Can a macro be called inside a macro?

Answer:
The main purpose of run a set of repeated sql queries.   Macro supports only DML queries .
Hence We cant call any-other macro or not even a procedure in a macro.

One trick to have closest functionality of this is to copy all the sql queries from macro2 to macro1 and add parameters if it is necessary as shown below.


replace macro1( val int)
as
(  sel * from employee_table where empid= :val );

replace macro2( dept_no int)
as
(  sel * from employee_table where deptno= :dept_no );

so, to call a macro2 inside a macro1..it is not possible. Hence follow this approach

Replace macro1 (val int, dept_no int)
as
(
sel * from employee_table where empid= :val;
sel * from employee_table where deptno= :dept_no ;
);

What is a join index ? What are benefits of using Join index?

What is a join index ? What are benefits of using Join index?

Answer:

It is a index that is maintained in a system .It maintains rows  joined on two or more tables. Join index is useful for queries where the index structure contains all the columns referenced by one or more joins, thereby allowing the index to cover all or part of the query

Benefits if using join index is
- to eliminate base table access
- Aggregate processing is eliminated by creating aggregate join index
- It reduces redistribution of data since data is materialized by JI.
- Reduces complex join conditions by using covering queries

What are the ways by which we can use zero to replace a null value for a given column ?

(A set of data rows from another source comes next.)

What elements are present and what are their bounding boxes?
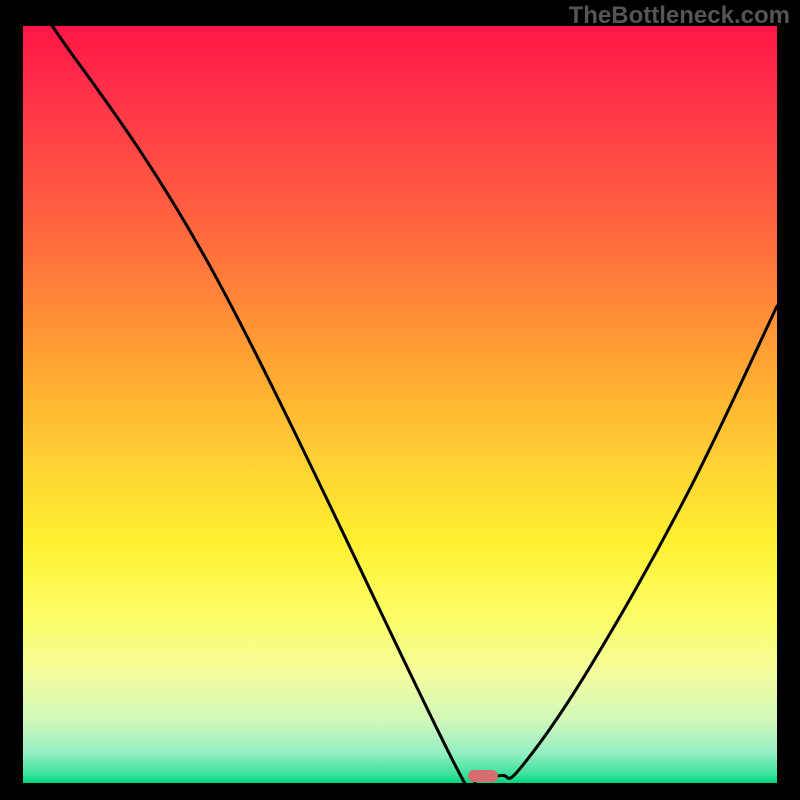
optimal-marker [468, 770, 498, 782]
plot-area [23, 26, 777, 783]
chart-container: TheBottleneck.com [0, 0, 800, 800]
bottleneck-curve [52, 26, 777, 783]
watermark-text: TheBottleneck.com [569, 2, 790, 30]
curve-svg [23, 26, 777, 783]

What are the ways by which we can use zero to replace a null value for a given column ?

Answer -

1. By using Teradata SQL supported command as follows
Select Col1, ZEROIFNULL(Col2)  from Table_name;

2. By using ANSI SQL command as follows
a. Coalesce
Select Col1,COALESCE(Col2,0)    from Table_name;

b.Case operator
select
Case When Col2 IS NOT NULL
Then Col2
Else 0
End
from Table_name;
It is always suggested to use ANSI standard while coding in Teradata , since any changes in Teradata version due to upgrade/patches installation will lead to
- Time for regression testing
- rework of code.

What is multivalued compression in Teradata?

What is multivalued compression in Teradata?

Multivalued compression or just MVC is a compression technique applied on columns in Teradata .  MVC has a unique feature of compressing up-to 255 distinct values per column in a given table. 

The advantage of compression are
  • Reduced Storage cost by storing more of a logical data than physical data.
  • Performance is greatly improves due to  reduced retrieval of physical data for that column.   
Tables having compression always have an advantage since optimizer considers reduced I/O as one of the factors for generating EXPLAIN plan.

What is the acceptable range for skew factor in a table?

What is the acceptable range for skew factor in a table?


There is no particular range for skew factor.  In case of production systems, it is suggested to keep skew factor between 5-10. 
There are various considerations for skew factor
- Number of AMPS
- Size of row in a table
- number of records in a table
- PI of a table
- Frequent access of table (Performance consideration)
- whether table getting loaded daily /monthly or how frequently data is being refreshed

Query to find skew factor of a particular table?

Query to find skew factor of a particular table?

SELECT
TABLENAME
,SUM(CURRENTPERM) /1024/1024 AS CURRENTPERM,
(100 - (AVG(CURRENTPERM)/MAX(CURRENTPERM)*100)) AS SKEWFACTOR
FROM
DBC.TABLESIZE
WHERE DATABASENAME= <DATABASENAME>
AND
TABLENAME =<TABLENAME> 
GROUP BY 1;

What are permanent journals in teradata?

What are permanent journals in teradata?

- Journals are used to capture information about table in Teradata.  In case of Permanent journals they capture details of Journal enabled tables in teradata   with all the pre transaction and post transaction details . 
- Journal tables are assigned PERM space and they reside in same database as of parent or they can reside on different database.
- They are mainly used for protection of data and sometimes  also for disaster recovery ( fallback is better in this case )
- Permanent journal tables can be enabled or disabled by running alter database <databasename> 'no journal' /' journal = <databasename.jrnltbl>'
- Arcmain  utility provides the feature of backing  up Journal tables
- We can find details about all journal tables present in  teradata  database using DBC.JOURNALS table.